„Wir haben eine kleine Maus versteckt. Findest du sie?“ Diese Worte reichten jahrzehntelang aus, um Kinder zu künftigen Magazinleserinnen und -lesern heranwachsen zu lassen. Alle zwei Wochen standen sie in hübscher Schreibschrift in einer Sprechblase auf Illustrationen, in denen sich irgendwo noch eine winzige Maus versteckte. Und es war ein unbeschreiblich befriedigendes Gefühl, dieses kleine Mause-Ding zu finden.
Das Rätsel ist mehr als 70 Jahre alt, inzwischen hat es ein Makeover durchgemacht. Wie es aber mit der Maus weitergeht, ist nun ungewiss, denn der Redaktion der Brigitte wurde mitgeteilt, dass man sie loswerden möchte, wenn denn das Kartellamt zustimmt. Und auch die Gala und die nur noch online erscheinende Version von Eltern hat es getroffen. RTL Deutschland will die drei Marken an die Essener Funke Mediengruppe verkaufen.
Damit sind drei der letzten großen Namen des immer als traditionsreiches Haus beschriebenen Verlags Gruner + Jahr verteilt. Schon im Jahr 2022 wurde dessen Verlagsspalte von RTL übernommen, Magazine wurden eingestellt, andere verkauft, Menschen wurden entlassen. RTL wolle sich jetzt weniger um schwächelnde Printmagazine kümmern, heißt es vom TV-Konzern, lieber um bewegte Bilder und Streaming. Einer der bedeutendsten Verlage wird weiter zerschlagen.

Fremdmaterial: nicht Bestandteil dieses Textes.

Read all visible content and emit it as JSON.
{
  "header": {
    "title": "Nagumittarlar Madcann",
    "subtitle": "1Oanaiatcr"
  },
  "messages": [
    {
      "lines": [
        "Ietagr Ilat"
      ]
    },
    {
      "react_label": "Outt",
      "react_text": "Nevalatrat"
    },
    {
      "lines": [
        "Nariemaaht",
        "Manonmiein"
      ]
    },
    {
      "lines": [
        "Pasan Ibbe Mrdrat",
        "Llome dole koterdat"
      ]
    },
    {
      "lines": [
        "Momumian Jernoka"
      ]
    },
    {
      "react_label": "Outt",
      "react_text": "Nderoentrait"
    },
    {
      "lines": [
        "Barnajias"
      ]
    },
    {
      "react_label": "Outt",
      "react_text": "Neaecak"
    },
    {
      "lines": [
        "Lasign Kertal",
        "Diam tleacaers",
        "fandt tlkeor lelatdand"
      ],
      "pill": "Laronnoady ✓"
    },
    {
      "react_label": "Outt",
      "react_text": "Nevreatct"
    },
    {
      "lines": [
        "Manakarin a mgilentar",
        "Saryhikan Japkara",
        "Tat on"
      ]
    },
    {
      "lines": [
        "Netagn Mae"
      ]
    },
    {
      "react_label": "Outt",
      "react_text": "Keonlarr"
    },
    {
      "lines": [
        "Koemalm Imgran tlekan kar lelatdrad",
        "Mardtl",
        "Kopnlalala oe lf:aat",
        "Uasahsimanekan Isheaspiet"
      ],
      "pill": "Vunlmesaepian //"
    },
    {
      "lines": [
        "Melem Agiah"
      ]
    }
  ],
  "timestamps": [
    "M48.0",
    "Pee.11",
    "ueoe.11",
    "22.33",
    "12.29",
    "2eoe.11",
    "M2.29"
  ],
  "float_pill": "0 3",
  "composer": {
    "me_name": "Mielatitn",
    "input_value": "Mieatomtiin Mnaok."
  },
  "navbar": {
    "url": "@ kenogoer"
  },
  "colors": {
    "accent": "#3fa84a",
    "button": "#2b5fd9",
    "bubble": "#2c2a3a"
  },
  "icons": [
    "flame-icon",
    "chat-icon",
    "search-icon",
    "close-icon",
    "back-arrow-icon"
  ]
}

Etwa 300 Mitarbeiterinnen und Mitarbeiter dürften von diesen Neuigkeiten überrascht worden sein, sind sie doch gerade erst vor ein paar Monaten in das neue RTL-Bürogebäude in der Hamburger HafenCity gezogen. Nun müssen sie die Ungewissheit ob möglicher Stellenstreichungen ertragen. Es ist aber nicht nur für sie zu hoffen, dass Funke mehr als RTL an die Stärke der Printtitel glaubt, die man durchaus als legendär bezeichnen kann.
Gleiches gilt für Magazinliebhaberinnen, die mit den Heften aus dem Verlag sozialisiert wurden. Zwar konnten nur fünf Prozent von ihnen die Maus innerhalb von zehn Sekunden finden, teilte die Brigitte zum Jubiläum im letzten Jahr mit. Aber als Kind hatte man sowieso nicht mitgezählt. Viel wichtiger war der Bonding-Moment mit der Mutter oder anderen Leserinnen in der Familie. Gemeinsames Blättern im frischen Papier, das man gerade vom Wochenendeinkauf mitgebracht hatte, rausgerissene Rätselseiten, die meist von der cooleren Tante mitgebracht wurden.
Die erste Brigitte erschien 1954. Die Frauenfigur, die dort – zumindest in den Neunzigern, wie die Autorin dieses Textes aus eigener Erfahrung überprüfen konnte – dargestellt wurde, war nicht uninteressant. Emanzipiert auf jeden Fall, aber auch gut aussehend. Erfolgreich, aber gut gelaunt. Angepasst, aber doch individuell. Die Psychologie-Themen hatten etwas Selbstwirksames, das man damals noch nicht so nannte. Eigentlich war die Themenauswahl der Brigitte eine ziemlich gute Vorbereitung auf das, was einem als Frau herangetragen werden würde. Bitte eine Eier legende Wollmilchsau sein, mit roten Lippen, Büchern und in der Hand einen Putzlappen.